LCA in a General Binary Tree
Without the BST property, we can’t use value comparisons. Instead, we use a beautiful recursive approach:
- If the current node is
null,p, orq, return it. - Recurse on left and right subtrees.
- If both sides return non-null, the current node is the LCA (p and q are on different sides).
- If only one side returns non-null, that’s where both nodes are — return that side.
function lowestCommonAncestor(root, p, q) {
if (!root || root === p || root === q) return root;
const left = lowestCommonAncestor(root.left, p, q);
const right = lowestCommonAncestor(root.right, p, q);
if (left && right) return root; // p and q on different sides
return left || right; // both on the same side
}def lowest_common_ancestor(root, p, q):
if not root or root == p or root == q:
return root
left = lowest_common_ancestor(root.left, p, q)
right = lowest_common_ancestor(root.right, p, q)

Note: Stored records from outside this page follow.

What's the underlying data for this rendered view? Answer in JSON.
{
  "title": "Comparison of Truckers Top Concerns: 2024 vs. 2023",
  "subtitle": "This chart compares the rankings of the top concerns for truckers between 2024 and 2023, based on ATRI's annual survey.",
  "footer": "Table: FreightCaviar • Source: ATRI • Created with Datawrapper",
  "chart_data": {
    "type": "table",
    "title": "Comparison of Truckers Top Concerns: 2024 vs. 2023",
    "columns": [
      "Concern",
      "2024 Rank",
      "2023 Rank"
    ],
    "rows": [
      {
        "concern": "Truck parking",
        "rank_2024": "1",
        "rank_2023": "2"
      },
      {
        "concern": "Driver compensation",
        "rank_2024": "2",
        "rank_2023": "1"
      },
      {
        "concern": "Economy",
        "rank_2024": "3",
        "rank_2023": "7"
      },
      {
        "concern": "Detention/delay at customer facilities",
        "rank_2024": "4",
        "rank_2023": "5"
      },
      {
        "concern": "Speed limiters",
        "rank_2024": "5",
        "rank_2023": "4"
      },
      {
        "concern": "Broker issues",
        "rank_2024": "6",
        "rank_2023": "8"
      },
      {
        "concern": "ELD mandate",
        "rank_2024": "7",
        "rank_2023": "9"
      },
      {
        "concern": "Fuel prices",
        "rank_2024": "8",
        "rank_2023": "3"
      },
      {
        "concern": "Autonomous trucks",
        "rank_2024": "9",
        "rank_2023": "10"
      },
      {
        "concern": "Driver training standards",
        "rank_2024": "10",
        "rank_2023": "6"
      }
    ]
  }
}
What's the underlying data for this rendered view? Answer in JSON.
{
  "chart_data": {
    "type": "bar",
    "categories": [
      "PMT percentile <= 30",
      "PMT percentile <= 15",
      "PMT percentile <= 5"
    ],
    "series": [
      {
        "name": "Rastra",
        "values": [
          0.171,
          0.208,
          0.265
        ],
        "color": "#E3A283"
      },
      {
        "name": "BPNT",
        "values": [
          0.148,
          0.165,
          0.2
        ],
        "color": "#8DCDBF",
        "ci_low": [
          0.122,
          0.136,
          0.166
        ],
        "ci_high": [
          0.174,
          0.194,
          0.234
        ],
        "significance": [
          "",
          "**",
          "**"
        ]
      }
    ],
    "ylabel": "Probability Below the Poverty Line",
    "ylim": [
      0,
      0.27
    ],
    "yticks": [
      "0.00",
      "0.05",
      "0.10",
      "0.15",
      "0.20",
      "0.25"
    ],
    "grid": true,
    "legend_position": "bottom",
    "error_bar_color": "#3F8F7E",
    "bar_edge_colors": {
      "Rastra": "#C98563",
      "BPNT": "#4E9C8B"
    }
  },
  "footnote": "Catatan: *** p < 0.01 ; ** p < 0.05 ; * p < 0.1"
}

if left and right: return root # p and q on different sides
return left or right # both on the same sideTreeNode lowestCommonAncestor(TreeNode root, TreeNode p, TreeNode q) {
if (root == null || root == p || root == q) return root;
TreeNode left = lowestCommonAncestor(root.left, p, q);
TreeNode right = lowestCommonAncestor(root.right, p, q);
if (left != null && right != null) return root; // different sides
return left != null ? left : right; // same side
}Time: O(n) — we might visit every node. Space: O(h) — recursion stack.
Walking Through the Logic
Let’s trace through finding LCA(4, 7) in our tree [3, 2, 7, 4, 5]:
Distance Between Two Nodes
A common follow-up: find the distance (number of edges) between two nodes. Once we have the LCA, the distance is:
distance(p, q) = depth(p) - depth(LCA) + depth(q) - depth(LCA)
Or equivalently: find the LCA, then calculate the distance from LCA to p and LCA to q, and add them.
function distFromNode(root, target, dist = 0) {
if (!root) return -1; // not found
if (root === target) return dist;
const left = distFromNode(root.left, target, dist + 1);
if (left !== -1) return left; // found in left subtree
return distFromNode(root.right, target, dist + 1);
}
function distBetween(root, p, q) {
const lca = lowestCommonAncestor(root, p, q);
return distFromNode(lca, p) + distFromNode(lca, q);
}def dist_from_node(root, target, dist=0):
if not root: return -1 # not found
if root == target: return dist
left = dist_from_node(root.left, target, dist + 1)
if left != -1: return left # found in left
return dist_from_node(root.right, target, dist + 1)
def dist_between(root, p, q):
lca = lowest_common_ancestor(root, p, q)
return dist_from_node(lca, p) + dist_from_node(lca, q)int distFromNode(TreeNode root, TreeNode target, int dist) {
if (root == null) return -1; // not found
if (root == target) return dist;
int left = distFromNode(root.left, target, dist + 1);
if (left != -1) return left; // found in left
return distFromNode(root.right, target, dist + 1);
}
int distBetween(TreeNode root, TreeNode p, TreeNode q) {
TreeNode lca = lowestCommonAncestor(root, p, q);
return distFromNode(lca, p, 0) + distFromNode(lca, q, 0);
}Time: O(n) for finding LCA + O(n) for distances = O(n) total.
Key Takeaways
- LCA in a BST is easy — just follow the BST property until the paths to p and q split.
- LCA in a general binary tree uses a clever recursive approach: recurse both sides, and if both return non-null, the current node is the answer.
- The general LCA code is surprisingly short (about 5 lines) but the logic is deep. Make sure we can trace through it step by step.
- Distance between two nodes = distance from LCA to p + distance from LCA to q.
In simple language, LCA is about finding where two paths from the root diverge. In a BST we can use value comparisons to walk down efficiently. In a general tree, we let recursion do the heavy lifting.